ここでは、髪の毛を側面から見た構造と髪の毛を輪切りにして断面から見た構造について解説します。
髪の毛の構造
髪の毛の側面から見た構造
髪の毛は、皮膚の外に出ている毛幹と、皮膚の中に入っている毛根とに区別されます。さらに、毛根の下の部分のおたまじゃくしの頭のような丸い部分を毛球といい毛球には毛乳頭と毛母細胞があります。
毛乳頭と毛母細胞
毛乳頭は、毛細血管を流れる血液から酸素や様々な栄養素を受け取り、さまざまな物質を分泌して毛母細胞の増殖をコントロールし、髪の成長を促したり、また、成長をストップする指示を出しています。
毛母細胞は、毛乳頭から与えられた指令や頭皮の毛細血管から運ばれてきた酸素や栄養素をエネルギーにして、髪の毛を創り出し成長を促します。
参考:毛乳頭と毛母細胞の働き
皮脂腺
皮脂腺は皮脂を分泌する器官です。皮脂が分泌されて毛穴から頭皮に出ると汗と混じって皮脂膜となり、水分の蒸散を防いだり、外敵や細菌、ウィルスなどから頭皮を守る役割をします。

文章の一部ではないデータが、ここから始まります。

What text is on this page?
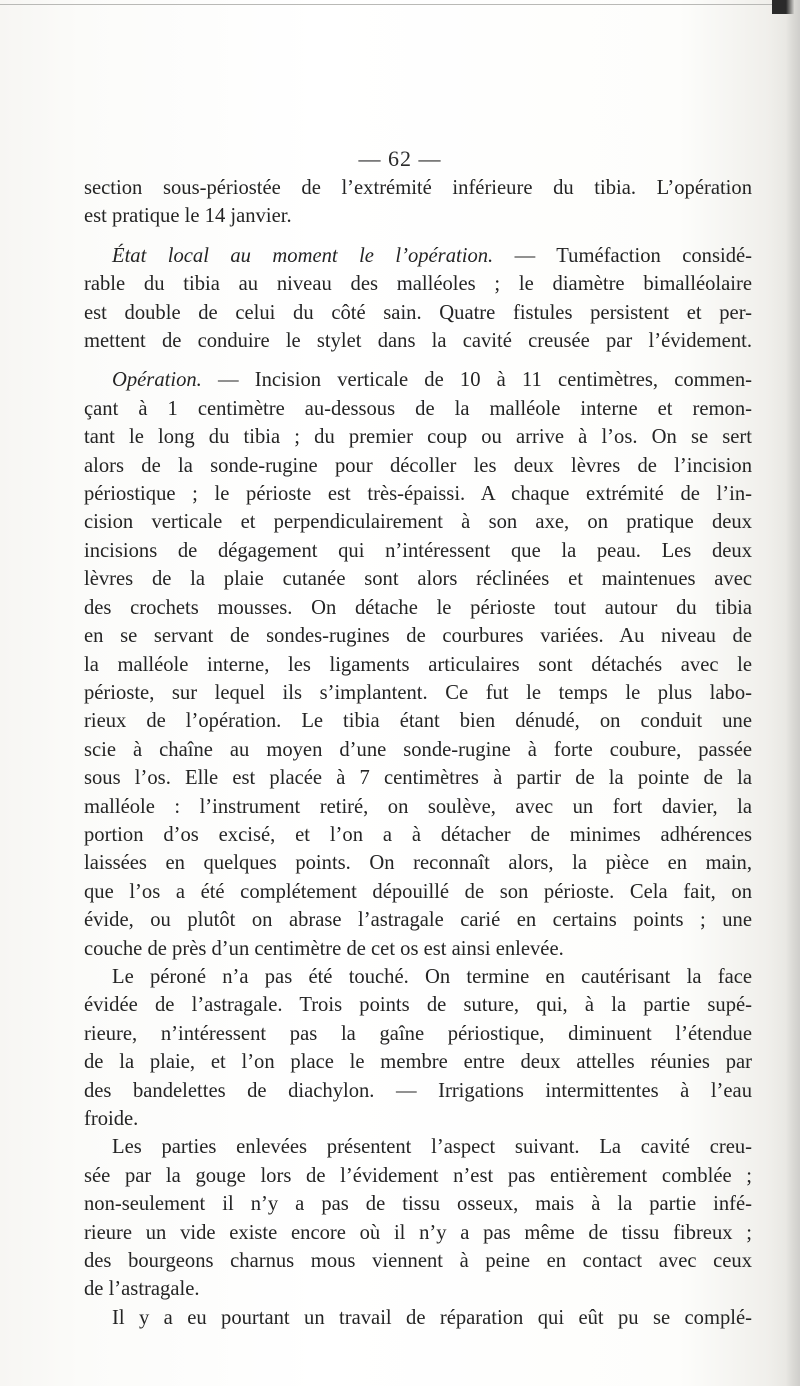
— 62 —

section sous-périostée de l’extrémité inférieure du tibia. L’opération

est pratique le 14 janvier.

État local au moment le l’opération. — Tuméfaction considé-

rable du tibia au niveau des malléoles ; le diamètre bimalléolaire

est double de celui du côté sain. Quatre fistules persistent et per-

mettent de conduire le stylet dans la cavité creusée par l’évidement.

Opération. — Incision verticale de 10 à 11 centimètres, commen-

çant à 1 centimètre au-dessous de la malléole interne et remon-

tant le long du tibia ; du premier coup ou arrive à l’os. On se sert

alors de la sonde-rugine pour décoller les deux lèvres de l’incision

périostique ; le périoste est très-épaissi. A chaque extrémité de l’in-

cision verticale et perpendiculairement à son axe, on pratique deux

incisions de dégagement qui n’intéressent que la peau. Les deux

lèvres de la plaie cutanée sont alors réclinées et maintenues avec

des crochets mousses. On détache le périoste tout autour du tibia

en se servant de sondes-rugines de courbures variées. Au niveau de

la malléole interne, les ligaments articulaires sont détachés avec le

périoste, sur lequel ils s’implantent. Ce fut le temps le plus labo-

rieux de l’opération. Le tibia étant bien dénudé, on conduit une

scie à chaîne au moyen d’une sonde-rugine à forte coubure, passée

sous l’os. Elle est placée à 7 centimètres à partir de la pointe de la

malléole : l’instrument retiré, on soulève, avec un fort davier, la

portion d’os excisé, et l’on a à détacher de minimes adhérences

laissées en quelques points. On reconnaît alors, la pièce en main,

que l’os a été complétement dépouillé de son périoste. Cela fait, on

évide, ou plutôt on abrase l’astragale carié en certains points ; une

couche de près d’un centimètre de cet os est ainsi enlevée.

Le péroné n’a pas été touché. On termine en cautérisant la face

évidée de l’astragale. Trois points de suture, qui, à la partie supé-

rieure, n’intéressent pas la gaîne périostique, diminuent l’étendue

de la plaie, et l’on place le membre entre deux attelles réunies par

des bandelettes de diachylon. — Irrigations intermittentes à l’eau

froide.

Les parties enlevées présentent l’aspect suivant. La cavité creu-

sée par la gouge lors de l’évidement n’est pas entièrement comblée ;

non-seulement il n’y a pas de tissu osseux, mais à la partie infé-

rieure un vide existe encore où il n’y a pas même de tissu fibreux ;

des bourgeons charnus mous viennent à peine en contact avec ceux

de l’astragale.

Il y a eu pourtant un travail de réparation qui eût pu se complé-
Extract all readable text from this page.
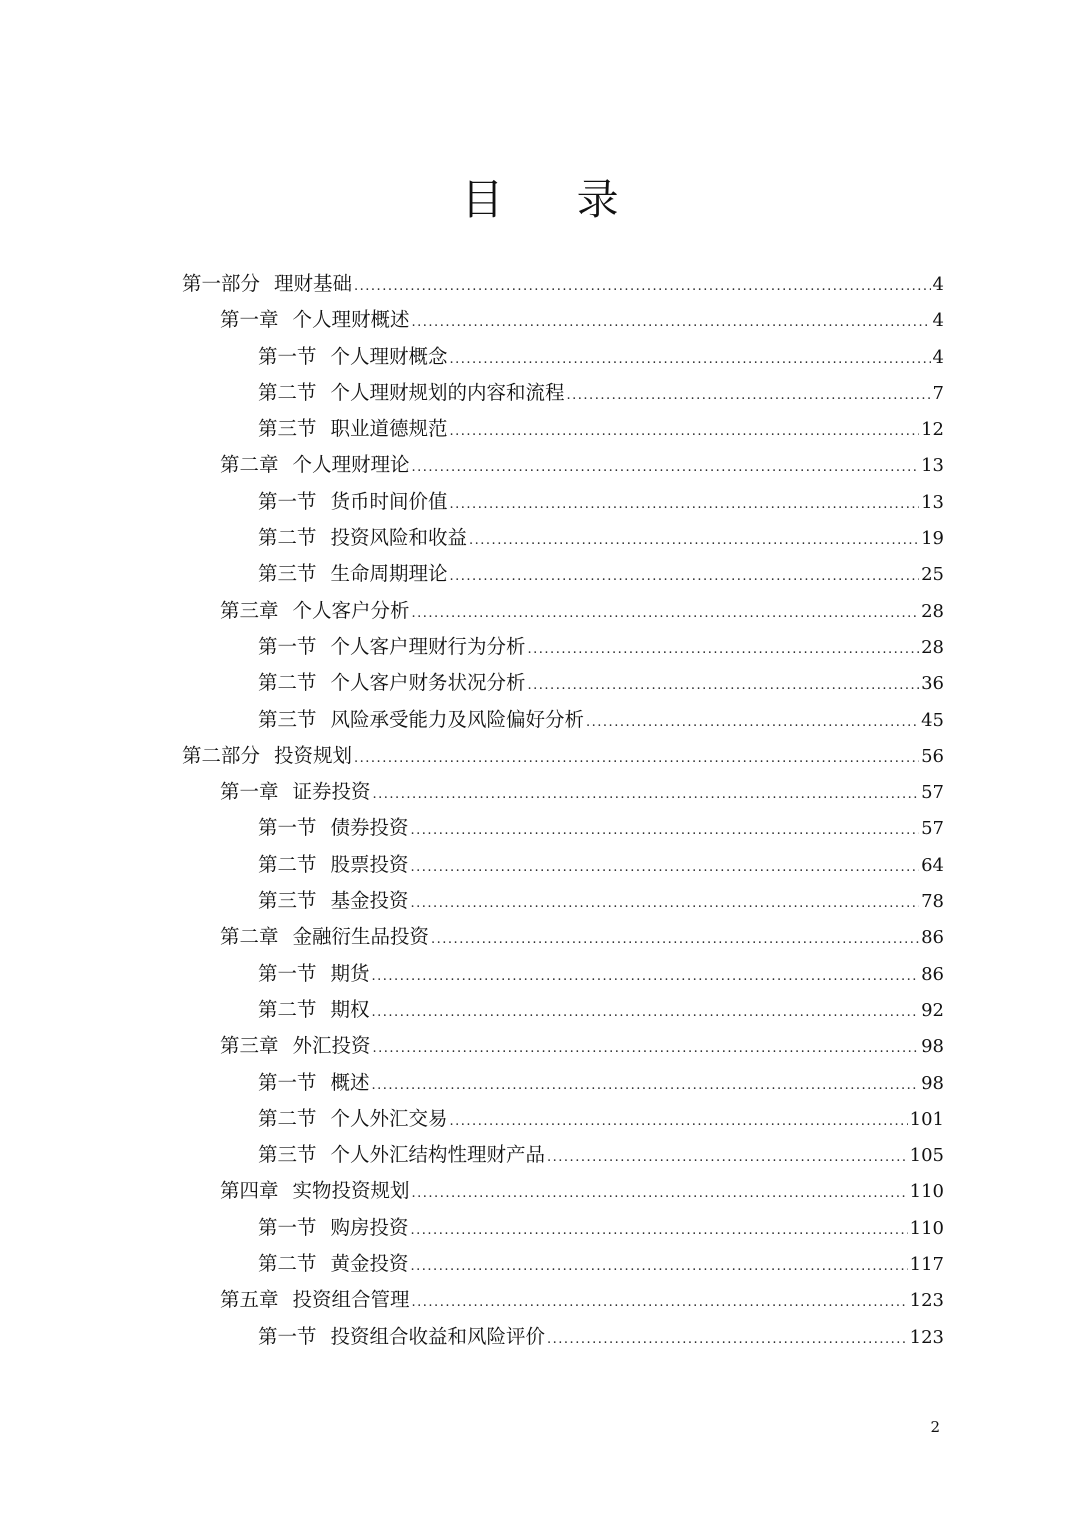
目 录
第一部分 理财基础 .....	4
第一章 个人理财概述 .....	4
第一节 个人理财概念 .....	4
第二节 个人理财规划的内容和流程 .....	7
第三节 职业道德规范 .....	12
第二章 个人理财理论 .....	13
第一节 货币时间价值 .....	13
第二节 投资风险和收益 .....	19
第三节 生命周期理论 .....	25
第三章 个人客户分析 .....	28
第一节 个人客户理财行为分析 .....	28
第二节 个人客户财务状况分析 .....	36
第三节 风险承受能力及风险偏好分析 .....	45
第二部分 投资规划 .....	56
第一章 证券投资 .....	57
第一节 债券投资 .....	57
第二节 股票投资 .....	64
第三节 基金投资 .....	78
第二章 金融衍生品投资 .....	86
第一节 期货 .....	86
第二节 期权 .....	92
第三章 外汇投资 .....	98
第一节 概述 .....	98
第二节 个人外汇交易 .....	101
第三节 个人外汇结构性理财产品 .....	105
第四章 实物投资规划 .....	110
第一节 购房投资 .....	110
第二节 黄金投资 .....	117
第五章 投资组合管理 .....	123
第一节 投资组合收益和风险评价 .....	123
2
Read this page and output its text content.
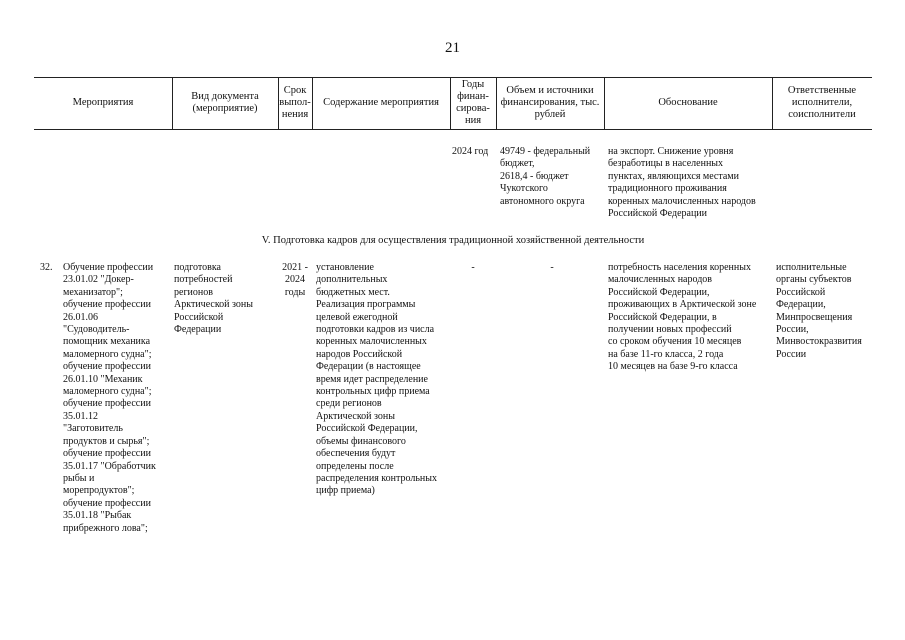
21
Мероприятия
Вид документа (мероприятие)
Срок выпол-нения
Содержание мероприятия
Годы финан-сирова-ния
Объем и источники финансирования, тыс. рублей
Обоснование
Ответственные исполнители, соисполнители
2024 год 49749 - федеральный
бюджет,
2618,4 - бюджет
Чукотского
автономного округа
на экспорт. Снижение уровня
безработицы в населенных
пунктах, являющихся местами
традиционного проживания
коренных малочисленных народов
Российской Федерации
V. Подготовка кадров для осуществления традиционной хозяйственной деятельности
32. Обучение профессии
23.01.02 "Докер-
механизатор";
обучение профессии
26.01.06
"Судоводитель-
помощник механика
маломерного судна";
обучение профессии
26.01.10 "Механик
маломерного судна";
обучение профессии
35.01.12
"Заготовитель
продуктов и сырья";
обучение профессии
35.01.17 "Обработчик
рыбы и
морепродуктов";
обучение профессии
35.01.18 "Рыбак
прибрежного лова";
подготовка
потребностей
регионов
Арктической зоны
Российской
Федерации
2021 -
2024
годы
установление
дополнительных
бюджетных мест.
Реализация программы
целевой ежегодной
подготовки кадров из числа
коренных малочисленных
народов Российской
Федерации (в настоящее
время идет распределение
контрольных цифр приема
среди регионов
Арктической зоны
Российской Федерации,
объемы финансового
обеспечения будут
определены после
распределения контрольных
цифр приема)
-	-	потребность населения коренных
малочисленных народов
Российской Федерации,
проживающих в Арктической зоне
Российской Федерации, в
получении новых профессий
со сроком обучения 10 месяцев
на базе 11-го класса, 2 года
10 месяцев на базе 9-го класса
исполнительные
органы субъектов
Российской
Федерации,
Минпросвещения
России,
Минвостокразвития
России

頭皮は皮脂の分泌量が最も多い箇所です。分泌量は思春期をピークに加齢とともに減少していきますが、気温が高くなると分泌量は増加します。
適度な皮脂は頭皮のバリア機能を果たし、潤いを守るのに大切なものですが、多すぎると、肌が汚れやすくなったり、刺激になったりもします。
生える髪の毛の特徴
図では髪の毛が1本ですが、通常は1つの毛穴から2~3本の髪が生えています。また、髪の毛が生えていない毛穴もあります。
髪の毛と呼ばれている毛幹は皮膚などと違い、一度傷つくとその傷は治りません。髪の毛を脱色をした後、髪の色が元に戻らないのはこのためです。
毛根は育毛のためには深いほどよいと言われています。浅いと太毛で元気な髪の毛に育ちにくい上に本来ならまだ抜けなくても良い髪の毛が抜けてしまう異常脱毛を起こしやすくなると考えられています。
柔らかく弾力がある頭皮がいいと言われるのはこのためです。毛根の数は胎児の時に決まっておりその後に増えたり減ったりすることはないといわれています。
髪の毛の断面から見た構造
一本の髪の毛は、大きく分けると次の3つの層からなります。
・外側のキューティクル
・中間部のコルテックス
・中心部のメデュラ
キューティクル
キューティクルの主成分はタンパク質(ケラチンタンパク)です。
半透明の鱗状のものが4~10枚重なって内部を守る働きをしています。毛根から毛先に向かって、たけのこの皮のように上を向いて重なっています。
髪の最表面にあり、外部の刺激から毛髪内部を保護し、髪にツヤを与えます。一旦壊れたキューティクルは再生されません。
コルテックス
コルテックスの主成分は繊維状のタンパク質です。
髪の90%近くを占めます。この部分のタンパク質、脂質、水分量が髪の強度や柔軟性、太さに影響しています。主にこの部分に含まれているメラニン顆粒によって髪の色が決定されます。
髪の毛の太さや強さ、また髪の毛を色を決定する主要な部分です。
参考:髪の毛を太くする方法
メデュラ
メデュラは、柔らかなタンパク質と脂質が主成分です。
メデュラは、鉛筆で言えば芯の部分にあたります。
健康な状態のメデュラは一直線に繋がっていますが、外的刺激により空洞ができやすいのが特徴です。
男性型脱毛症 (AGA)による抜け毛にも空洞が見られたりします。産毛や軟毛には存在せず、0.1mmほどの太くて健康な髪の大部分に見られます。